You will see many 16-18 ft boats similar to the LUND ProVs fishing up here from early Spring to late Fall. Have never felt the least bit worried out there in that boat. The nice thing is that there are several harbors of refuge nearly anywhere you might be fishing on the GT bays. Just watch the weather and use your head. GL.

NB


----------



## kroppe (May 7, 2000)

Derrick

A few comments. I fish out of a 17' boat on all the Great Lakes. I go out in up to 3+ footers on Lk Michigan. A bigger boat is nice, but not required. My son and I are both 6' and the 17' boat is good for the two of us. Three people in my boat would be tight and I wouldn't do it unless conditions were perfect with little or no wind and low or no waves. 
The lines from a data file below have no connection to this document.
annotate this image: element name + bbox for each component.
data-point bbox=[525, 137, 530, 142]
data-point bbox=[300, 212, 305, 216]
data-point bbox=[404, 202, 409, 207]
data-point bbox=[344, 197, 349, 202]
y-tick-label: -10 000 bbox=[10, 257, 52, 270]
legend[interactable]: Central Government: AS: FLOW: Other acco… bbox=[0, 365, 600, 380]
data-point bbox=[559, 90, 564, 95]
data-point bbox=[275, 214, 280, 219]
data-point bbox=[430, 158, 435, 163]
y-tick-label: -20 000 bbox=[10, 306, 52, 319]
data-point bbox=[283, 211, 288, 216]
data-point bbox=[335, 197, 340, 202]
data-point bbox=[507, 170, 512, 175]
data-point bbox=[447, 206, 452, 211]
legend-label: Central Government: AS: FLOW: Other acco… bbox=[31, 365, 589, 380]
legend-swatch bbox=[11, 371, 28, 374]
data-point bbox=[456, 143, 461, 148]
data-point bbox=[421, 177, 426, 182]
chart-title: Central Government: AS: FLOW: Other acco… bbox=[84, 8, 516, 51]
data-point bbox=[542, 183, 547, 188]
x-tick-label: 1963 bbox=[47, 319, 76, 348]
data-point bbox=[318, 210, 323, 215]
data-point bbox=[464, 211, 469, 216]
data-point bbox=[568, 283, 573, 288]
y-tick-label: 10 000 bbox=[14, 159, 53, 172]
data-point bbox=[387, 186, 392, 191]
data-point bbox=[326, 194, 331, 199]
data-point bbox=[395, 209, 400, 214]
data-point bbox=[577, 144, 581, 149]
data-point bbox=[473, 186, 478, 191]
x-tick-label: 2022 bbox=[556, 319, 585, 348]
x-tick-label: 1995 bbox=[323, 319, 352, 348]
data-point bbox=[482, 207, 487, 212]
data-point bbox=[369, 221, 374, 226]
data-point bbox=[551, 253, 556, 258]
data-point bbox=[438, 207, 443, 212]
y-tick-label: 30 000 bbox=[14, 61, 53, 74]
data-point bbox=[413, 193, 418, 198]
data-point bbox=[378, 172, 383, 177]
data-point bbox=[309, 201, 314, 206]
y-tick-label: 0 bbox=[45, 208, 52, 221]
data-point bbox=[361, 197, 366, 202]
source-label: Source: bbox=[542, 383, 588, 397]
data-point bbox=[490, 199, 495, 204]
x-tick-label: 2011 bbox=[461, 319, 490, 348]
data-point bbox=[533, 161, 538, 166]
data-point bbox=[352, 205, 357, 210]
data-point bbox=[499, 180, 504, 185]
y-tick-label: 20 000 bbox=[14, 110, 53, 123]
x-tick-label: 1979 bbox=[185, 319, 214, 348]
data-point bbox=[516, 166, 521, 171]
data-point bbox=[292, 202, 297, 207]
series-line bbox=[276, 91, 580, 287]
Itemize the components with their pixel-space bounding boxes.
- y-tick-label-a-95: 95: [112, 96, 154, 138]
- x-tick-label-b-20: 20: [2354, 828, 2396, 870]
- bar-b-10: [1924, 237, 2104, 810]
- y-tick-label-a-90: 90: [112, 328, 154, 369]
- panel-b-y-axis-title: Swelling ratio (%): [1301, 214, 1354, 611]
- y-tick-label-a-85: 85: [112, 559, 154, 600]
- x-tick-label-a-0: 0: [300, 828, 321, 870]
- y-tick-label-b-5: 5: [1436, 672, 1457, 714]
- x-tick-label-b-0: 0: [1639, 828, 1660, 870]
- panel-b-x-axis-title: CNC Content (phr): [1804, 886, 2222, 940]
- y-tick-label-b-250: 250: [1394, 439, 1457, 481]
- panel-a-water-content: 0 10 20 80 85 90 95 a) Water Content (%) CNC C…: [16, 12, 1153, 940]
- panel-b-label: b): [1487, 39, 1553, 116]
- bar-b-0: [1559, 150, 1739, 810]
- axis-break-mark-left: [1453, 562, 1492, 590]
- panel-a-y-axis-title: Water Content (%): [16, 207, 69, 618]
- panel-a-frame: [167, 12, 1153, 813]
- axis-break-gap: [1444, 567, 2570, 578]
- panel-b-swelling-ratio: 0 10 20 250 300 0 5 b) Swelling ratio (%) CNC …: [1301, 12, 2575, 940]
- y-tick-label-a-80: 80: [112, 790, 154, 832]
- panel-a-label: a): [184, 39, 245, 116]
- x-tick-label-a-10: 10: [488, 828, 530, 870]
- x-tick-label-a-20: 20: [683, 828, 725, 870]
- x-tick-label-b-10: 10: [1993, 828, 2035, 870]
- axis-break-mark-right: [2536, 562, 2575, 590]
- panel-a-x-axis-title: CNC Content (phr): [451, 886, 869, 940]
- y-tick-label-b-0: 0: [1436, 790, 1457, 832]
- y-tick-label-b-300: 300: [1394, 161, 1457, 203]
I agree with the comment about pre-2004 Lunds. The boats made under the current ownership are a departure from those made under the prior ownership.


----------



## DerrickStott (Oct 22, 2014)

I found a great deal on a 20' ranger, it's 2006 but in good shape. I'm heading to Sutton's Bay and TC bay the first week of August. The goal is to do some salmon trolling and jigging for whitefish/lake trout. If anyone has any boating tips or recommendations let me know. I'll be sending reports while I'm out too.


----------



## Robert Holmes (Oct 13, 2008)

Pick your days and shop till you find an unbeatable deal. THe kids are small ant you will not need a bigger boat for a couple of years


----------



## buckmasterflex (Oct 18, 2014)

I've got a 17' Lund Angler SS. I'm pretty sure they're a little cheaper than the Pro V's, so maybe you should look into this model. I use it exclusively on East Bay. It doesn't have as deep of a hull as the Pro-V, which might be a better choice if you plan to do some trolling on Lake Michigan. West Bay is usually a little choppier, but my boat can handle almost anything the bays can dish out (barring a hurricane or something). You just have to adjust the trim a little bit if it starts getting wavy. The open raised deck is great for smallmouth and jigging. I've got a couple electric down riggers too, although I think salmon fishing in lake MI is going the way of the dinosaurs. I would buy your boat with smallmouth, walleye, lake trout, and whitefish in mind.


----------



## Fishrmac (Feb 28, 2015)

Late comment but I have a 2000 sylvan 1700 explorer and I love it! I run 2 riggers sometimes stacked, 2 dipseys and 4 long lines. 8 lines is easy. Wife plus 3 kids. Sometimes I wish I had a 19 or 20 but the aluminum 17-19 foot boat with 90-135hp will serve your purpose for a lifetime. I've fished in 3' chop(not for long) but it handles waves well. Good storage, space to move or for the kids to nap. I will never part with mine...it's too well built for multi purpose applications.


----------



## Mr Burgundy (Nov 19, 2009)

Just out of curiosity, why didn't anyone mention bass trackers deep v?


----------